También las Five Hundred (4.495 euros) y Five Hundred Scrambler (4.995 euros) incorporan el mismo motor y su aspecto sigue siendo el de motos de turismo de esa década, al estilo de la Triumph Boneville o la BSA Lightning 650.

Mash

En 250, cumpliendo también con la futura normativa europea, están la Two Fifty en versión normal o Scrambler (3.445 euros con ruedas de tacos) y la Café Racer (3.495 euros) con una pequeña cúpula y asiento deportivo.

Y en la categoría de las 125, la Black Seven (2.495 euros) es la principal protagonista, un modelo totalmente nuevo con el depósito muy cuadrado, de clara inspiración en las deportivas inglesas. El motor 125 también se ha adaptado a la normativa Euro4 y es común a los otros modelos de su misma cilindrada, la Café Racer 125 (2.545 euros), la Seventy Five (2.445 euros) y la Scrambler (2.245 euros), con escape sobreelevado y ruedas de tacos.
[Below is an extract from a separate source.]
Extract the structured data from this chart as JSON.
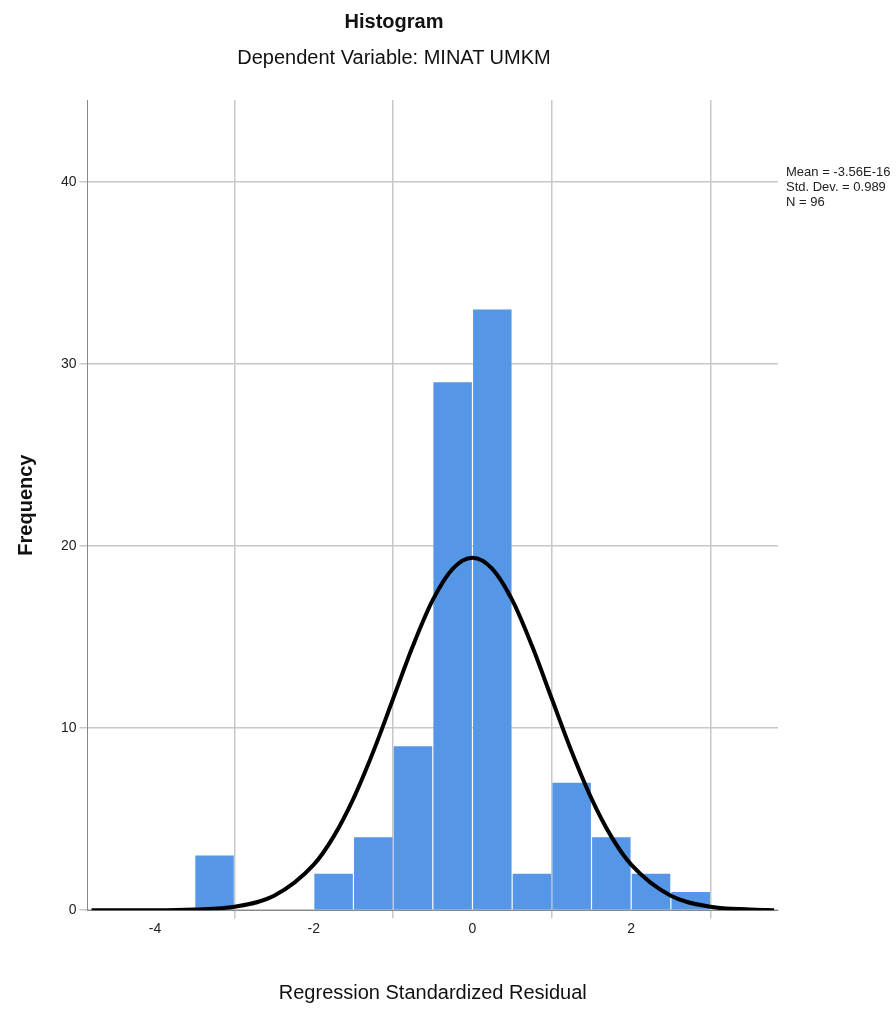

Todas se pueden conducir con el carné de coche.

Mash

También tuvimos ocasión de probar una moto con aspecto muy moderno, que pertenece a un segmento claramente en auge, las trail aventureras; se llama precisamente Adventure 400 R, equipa suspensiones de alta calidad y tiene un precio de 5.495 euros, una moto muy atractiva que de momento tiene poca competencia.